Vaidik further questions why the colonial state chose to put revolutionaries on trial despite having a repertoire of violence at its disposal, and how this choice aids our understanding of the colonial state’s conduct. She finds her answer in the sanitised due process of law, executed by the judiciary and prosecution lawyers, which nullifies the use of cannons and bayonets and renders the violence invisible. In her earnest attempt to view all events fairly, she narrows the gap between the betrayer and the betrayed, using the role of Hans Raj Vohra as a cue.
It is rare to encounter a work of such depth in this genre, based on primary sources and enriching the reader with a wealth of fresh and ungettable material. The book emphatically traces Bhagat Singh’s journey from one among equals to a leader and icon. There is not enough space to describe, much less discuss, this multi-dimensional book in the detail it highly deserves.
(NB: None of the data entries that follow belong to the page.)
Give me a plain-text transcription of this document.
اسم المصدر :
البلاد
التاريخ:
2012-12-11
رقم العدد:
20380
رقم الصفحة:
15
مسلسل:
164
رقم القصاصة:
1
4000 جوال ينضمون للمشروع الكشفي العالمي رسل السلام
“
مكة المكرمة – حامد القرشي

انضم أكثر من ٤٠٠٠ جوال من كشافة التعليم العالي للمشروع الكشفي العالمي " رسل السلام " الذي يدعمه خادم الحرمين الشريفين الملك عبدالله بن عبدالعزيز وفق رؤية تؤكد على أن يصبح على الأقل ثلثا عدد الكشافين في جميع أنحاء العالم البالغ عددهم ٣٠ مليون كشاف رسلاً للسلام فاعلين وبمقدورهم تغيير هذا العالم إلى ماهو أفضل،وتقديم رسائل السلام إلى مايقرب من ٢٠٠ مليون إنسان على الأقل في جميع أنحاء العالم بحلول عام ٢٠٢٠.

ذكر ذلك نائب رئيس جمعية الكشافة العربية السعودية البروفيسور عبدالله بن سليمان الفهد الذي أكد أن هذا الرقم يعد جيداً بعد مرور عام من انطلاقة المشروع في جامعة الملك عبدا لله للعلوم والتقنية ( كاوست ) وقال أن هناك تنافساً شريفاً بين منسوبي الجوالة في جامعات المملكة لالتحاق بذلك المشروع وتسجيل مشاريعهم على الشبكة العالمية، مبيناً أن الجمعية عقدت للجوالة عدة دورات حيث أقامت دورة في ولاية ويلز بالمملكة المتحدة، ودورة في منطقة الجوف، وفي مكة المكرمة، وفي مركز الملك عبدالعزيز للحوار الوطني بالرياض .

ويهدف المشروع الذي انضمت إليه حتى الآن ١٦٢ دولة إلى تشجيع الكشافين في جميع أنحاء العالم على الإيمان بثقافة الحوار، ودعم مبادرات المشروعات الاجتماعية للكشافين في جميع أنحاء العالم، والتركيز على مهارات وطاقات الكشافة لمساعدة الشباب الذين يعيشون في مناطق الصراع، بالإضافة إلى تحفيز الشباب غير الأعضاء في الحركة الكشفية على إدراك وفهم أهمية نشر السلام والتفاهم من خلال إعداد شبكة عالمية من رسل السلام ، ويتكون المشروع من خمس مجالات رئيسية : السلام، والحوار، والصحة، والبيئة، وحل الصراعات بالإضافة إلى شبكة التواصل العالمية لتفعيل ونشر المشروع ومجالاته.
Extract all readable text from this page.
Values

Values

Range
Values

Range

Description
The work has minor blemishes. Some factual and usage errors have crept in, such as the repeated use of ‘sessions court’ for ‘magisterial trial’, ‘chowki’ for the District Police Headquarters where Scott and Saunders worked, and the non-existent term ‘Legislative Council Assembly’ instead of ‘Legislative Assembly’. While she cites her sources, it is incorrect to state that Bijoy Kumar Sinha and Lalit Kumar Mukerji were arrested during a raid in Agra, as the hideouts there were abandoned before the Assembly bombing. Mukerji was arrested on June 16, 1929, in Allahabad, and Sinha on August 10 in Bareilly. It is also incorrect to say that Hindustan Times was the first to publish their photos. Available record tells that these first appeared in Bande Mataram of Lahore on April 12, 1929, then Hindustan Times (April 18), followed by The Pioneer on April 20. All three publications escaped criminal prosecution for publishing the photographs by a whisker. It was not the Indian Explosive Substances Act of 1908 that criminalised the use of arms and ammunition but the Indian Arms Act of 1878. Also, Section 3 of the Indian Explosive Substances Act provides for imprisonment for life as a maximum sentence, not 10 years, as stated. However, these minor aberrations do not mar the narrative in any way.
In its scope, extent and analysis, ‘Revolutionaries on Trial’ offers a new perspective and reshapes our understanding of how we perceive and consume our revolutionary past. Vaidik’s work deserves a place on the shelves of readers, scholars and researchers alike, presenting a gripping account of events that shaped public consciousness and providing scholarly reference enriched with a wealth of fresh material.